Various structural and derived mechanical properties of the Zn₈R₄ nanotubes are summarized in Table 1. A comparison of the cryoEM and negative-stain TEM (Figures S13 and S14) analyses indicates that the wide Class III tubes undergo significant flattening by uranyl-acetate staining/drying. In contrast, the thin Class II nanotubes were not greatly affected by this treatment, which can be ascribed to their higher density of protein packing that affords resistance to lateral compression. The persistence lengths of the nanotubes were calculated using the recently published program FiberApp (Figure S15),³⁴ and found to be consistently higher for uranyl-stained samples compared to cryoEM samples. As judged by cryoEM data, the thinnest Class II tubes are also the most flexible with a persistence length (9 μm) that is approximately half that of the widest Class III tubes (18 μm). These values are similar to the persistence lengths of actin filaments (17.7 μm)³⁵ and significantly higher than that of double-stranded DNA (50 nm),³⁶ but considerably lower than that of microtubules (5.2 mm).³⁵ It is notable that the Zn₈R₄ nanotubes are similar to microtubules (24-nm outer and 12-nm inner diameter) in terms of their dimensions. We posit that the higher stiffness of microtubules arises from their considerably more extensive, highly evolved inter-monomer interfaces (~3000 Ų buried surface area)³⁷ compared to those in the Zn₈R₄ nanotubes that are mediated solely by metal coordination with no complementary non-covalent interactions. The Young’s moduli of the Zn₈R₄ nanotubes can be estimated from the persistence lengths using the Equation 1.^38,39

$$E=\left(4\cdot k_B\cdot T\cdot P\right)/\left(\pi \cdot a^4\right)$$ [1]

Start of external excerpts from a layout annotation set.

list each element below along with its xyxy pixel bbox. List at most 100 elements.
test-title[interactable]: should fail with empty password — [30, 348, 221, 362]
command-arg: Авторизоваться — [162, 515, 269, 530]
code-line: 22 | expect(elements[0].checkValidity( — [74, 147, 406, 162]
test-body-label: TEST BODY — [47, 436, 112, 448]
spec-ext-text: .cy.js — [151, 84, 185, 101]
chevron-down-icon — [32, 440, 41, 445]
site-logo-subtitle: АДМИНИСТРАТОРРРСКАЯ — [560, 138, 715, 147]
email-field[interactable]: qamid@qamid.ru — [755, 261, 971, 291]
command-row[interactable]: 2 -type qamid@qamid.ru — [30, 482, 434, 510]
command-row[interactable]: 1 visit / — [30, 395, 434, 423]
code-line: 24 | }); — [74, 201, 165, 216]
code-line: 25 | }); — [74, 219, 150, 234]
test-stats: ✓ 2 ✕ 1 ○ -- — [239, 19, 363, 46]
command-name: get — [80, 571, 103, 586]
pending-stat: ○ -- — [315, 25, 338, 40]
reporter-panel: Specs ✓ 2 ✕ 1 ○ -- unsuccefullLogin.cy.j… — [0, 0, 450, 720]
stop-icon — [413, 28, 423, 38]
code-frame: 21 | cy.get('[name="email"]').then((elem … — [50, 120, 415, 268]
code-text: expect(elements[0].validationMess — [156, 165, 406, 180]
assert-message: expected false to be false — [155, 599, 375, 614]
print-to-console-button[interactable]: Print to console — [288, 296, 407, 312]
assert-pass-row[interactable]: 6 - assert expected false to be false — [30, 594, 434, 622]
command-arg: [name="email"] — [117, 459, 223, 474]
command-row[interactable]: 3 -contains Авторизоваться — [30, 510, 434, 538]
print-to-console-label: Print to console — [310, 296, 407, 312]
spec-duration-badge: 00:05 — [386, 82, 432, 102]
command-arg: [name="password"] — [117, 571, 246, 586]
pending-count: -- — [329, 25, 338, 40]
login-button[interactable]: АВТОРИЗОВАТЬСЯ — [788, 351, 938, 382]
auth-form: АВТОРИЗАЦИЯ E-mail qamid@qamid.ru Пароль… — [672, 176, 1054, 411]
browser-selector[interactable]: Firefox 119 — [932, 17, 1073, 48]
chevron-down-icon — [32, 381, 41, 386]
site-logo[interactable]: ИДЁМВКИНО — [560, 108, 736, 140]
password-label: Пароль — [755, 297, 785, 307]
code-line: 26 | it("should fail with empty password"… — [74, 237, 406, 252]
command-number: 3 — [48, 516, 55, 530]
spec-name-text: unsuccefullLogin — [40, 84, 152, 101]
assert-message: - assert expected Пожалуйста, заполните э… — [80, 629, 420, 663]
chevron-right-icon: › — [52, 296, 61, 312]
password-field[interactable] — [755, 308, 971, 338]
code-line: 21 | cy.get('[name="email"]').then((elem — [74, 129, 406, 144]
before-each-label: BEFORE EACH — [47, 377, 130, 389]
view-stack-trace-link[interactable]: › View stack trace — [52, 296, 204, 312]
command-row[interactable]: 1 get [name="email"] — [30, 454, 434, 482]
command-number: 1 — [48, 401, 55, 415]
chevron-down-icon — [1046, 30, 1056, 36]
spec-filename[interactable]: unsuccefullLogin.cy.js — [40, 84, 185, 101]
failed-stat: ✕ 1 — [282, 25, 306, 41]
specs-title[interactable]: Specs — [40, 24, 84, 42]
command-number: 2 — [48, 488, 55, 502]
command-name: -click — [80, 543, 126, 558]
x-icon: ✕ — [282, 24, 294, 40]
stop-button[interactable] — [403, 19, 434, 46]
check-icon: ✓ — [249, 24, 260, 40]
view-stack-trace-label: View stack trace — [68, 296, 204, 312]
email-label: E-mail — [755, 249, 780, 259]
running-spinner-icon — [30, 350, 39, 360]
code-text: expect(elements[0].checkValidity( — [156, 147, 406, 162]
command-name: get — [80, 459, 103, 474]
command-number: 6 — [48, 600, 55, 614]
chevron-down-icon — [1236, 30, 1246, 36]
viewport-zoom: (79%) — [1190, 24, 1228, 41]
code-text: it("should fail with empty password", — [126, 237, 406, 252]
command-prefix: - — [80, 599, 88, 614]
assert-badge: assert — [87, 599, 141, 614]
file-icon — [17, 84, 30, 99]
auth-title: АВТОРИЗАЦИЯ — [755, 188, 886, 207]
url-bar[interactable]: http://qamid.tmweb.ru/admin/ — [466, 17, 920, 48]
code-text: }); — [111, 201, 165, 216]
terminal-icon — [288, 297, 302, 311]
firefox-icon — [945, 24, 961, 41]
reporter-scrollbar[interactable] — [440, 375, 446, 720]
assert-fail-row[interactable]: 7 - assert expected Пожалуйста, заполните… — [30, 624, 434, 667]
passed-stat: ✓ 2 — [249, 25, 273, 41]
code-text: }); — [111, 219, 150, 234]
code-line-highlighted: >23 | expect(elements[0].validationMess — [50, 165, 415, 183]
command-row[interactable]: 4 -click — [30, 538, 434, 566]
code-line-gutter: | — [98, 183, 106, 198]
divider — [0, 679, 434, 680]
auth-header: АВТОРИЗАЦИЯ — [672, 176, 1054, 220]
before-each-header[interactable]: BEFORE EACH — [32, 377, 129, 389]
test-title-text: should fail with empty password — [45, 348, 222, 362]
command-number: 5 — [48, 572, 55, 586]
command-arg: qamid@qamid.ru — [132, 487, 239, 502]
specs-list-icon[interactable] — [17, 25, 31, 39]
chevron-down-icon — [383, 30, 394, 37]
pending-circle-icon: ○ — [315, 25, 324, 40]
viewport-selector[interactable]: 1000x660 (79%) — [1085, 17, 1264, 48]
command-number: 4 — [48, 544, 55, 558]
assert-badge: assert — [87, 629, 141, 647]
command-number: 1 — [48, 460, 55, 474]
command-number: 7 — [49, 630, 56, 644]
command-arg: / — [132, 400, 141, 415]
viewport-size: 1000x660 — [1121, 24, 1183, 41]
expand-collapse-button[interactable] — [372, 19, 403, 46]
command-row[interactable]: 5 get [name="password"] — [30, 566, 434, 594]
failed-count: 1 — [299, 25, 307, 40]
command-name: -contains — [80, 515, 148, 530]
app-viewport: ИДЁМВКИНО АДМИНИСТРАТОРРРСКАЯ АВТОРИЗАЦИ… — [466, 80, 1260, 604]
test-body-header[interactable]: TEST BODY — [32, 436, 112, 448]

where k_B is the Boltzmann constant, T is temperature, P is persistence length, and a is the radius of the tubes. The estimated Young’s moduli serve to roughly understand how these artificial nanotubes compare to those found in nature, with the caveat that additional experiments would need to be performed to more accurately determine these values. The range of values obtained (from 0.3 MPa for Class III to 25 MPa for Class II) are comparable to values determined for soft protein fibers such as fibrin (1–10 MPa) or elastin (1MPa) and much less stiff than microtubules (1000–1500 MPa).³⁸ These data again indicate that the Zn₈R₄ nanotubes are highly flexible, yet simultaneously possess crystalline order. Under certain conditions, we observed the formation of unique, multi-walled nanotubes alongside Class I nanotubes (Figure S16). Additionally, after incubations of >1 month in solution, we observed the bundling of the Class II nanotubes, reminiscent of actin filament aggregates (Figure S17).⁴⁰ The formation of both of these superstructures is likely promoted by the presence of unsaturated Zn sites on the surfaces of the nanotubes, and may provide a means to increase their mechanical stiffness. Regardless of their flexibility, Zn₈R₄ nanotubes are highly stable and persist in solution at room temperature for at least one year (Figure S18).

Table 1.

Structural and derived mechanical properties of the Zn₈R₄ tubes. (n.s. = negative stain measurements)

	Class I	Class II	Class III
Width (n.s.) (nm)	48 ± 3	20 ± 2	68 ± 4
Width (cryo) (nm)	25 ± 2	15± 1	46 ± 3
Persistence length (n.s.) (μm)	28.2 ± 0.3	15.1 ± 0.3	64.5 ± 1.1
Persistence length (cryo) (μm)	16.4 ± 0.2	8.8 ± 0.4	17.8 ± 0.4
Estimated Young’s modulus (n.s.) (MPa)	1.4	15	1.1
Estimated Young’s modulus (cryo) (MPa)	0.8	25	0.3

In conclusion, we have demonstrated the implementation of metal coordination chemistry to generate multiple well-defined, nanoscale architectures with different structural/mechanical properties from a single, designed protein building block. Typically, protein design approaches have aimed to construct singular structural targets that represent the thermodynamically most favored molecular arrangement formed under equilibrium conditions. This scenario contrasts with many biological self-assembly processes that proceed under non-equilibrium conditions and may yield different structural outcomes based on the environmental conditions or energy input.² In analogy to such natural, non-equilibrium processes, our study shows that it is possible to kinetically dictate protein self-assembly through the use of externally tunable inter-molecular interactions such as metal coordination.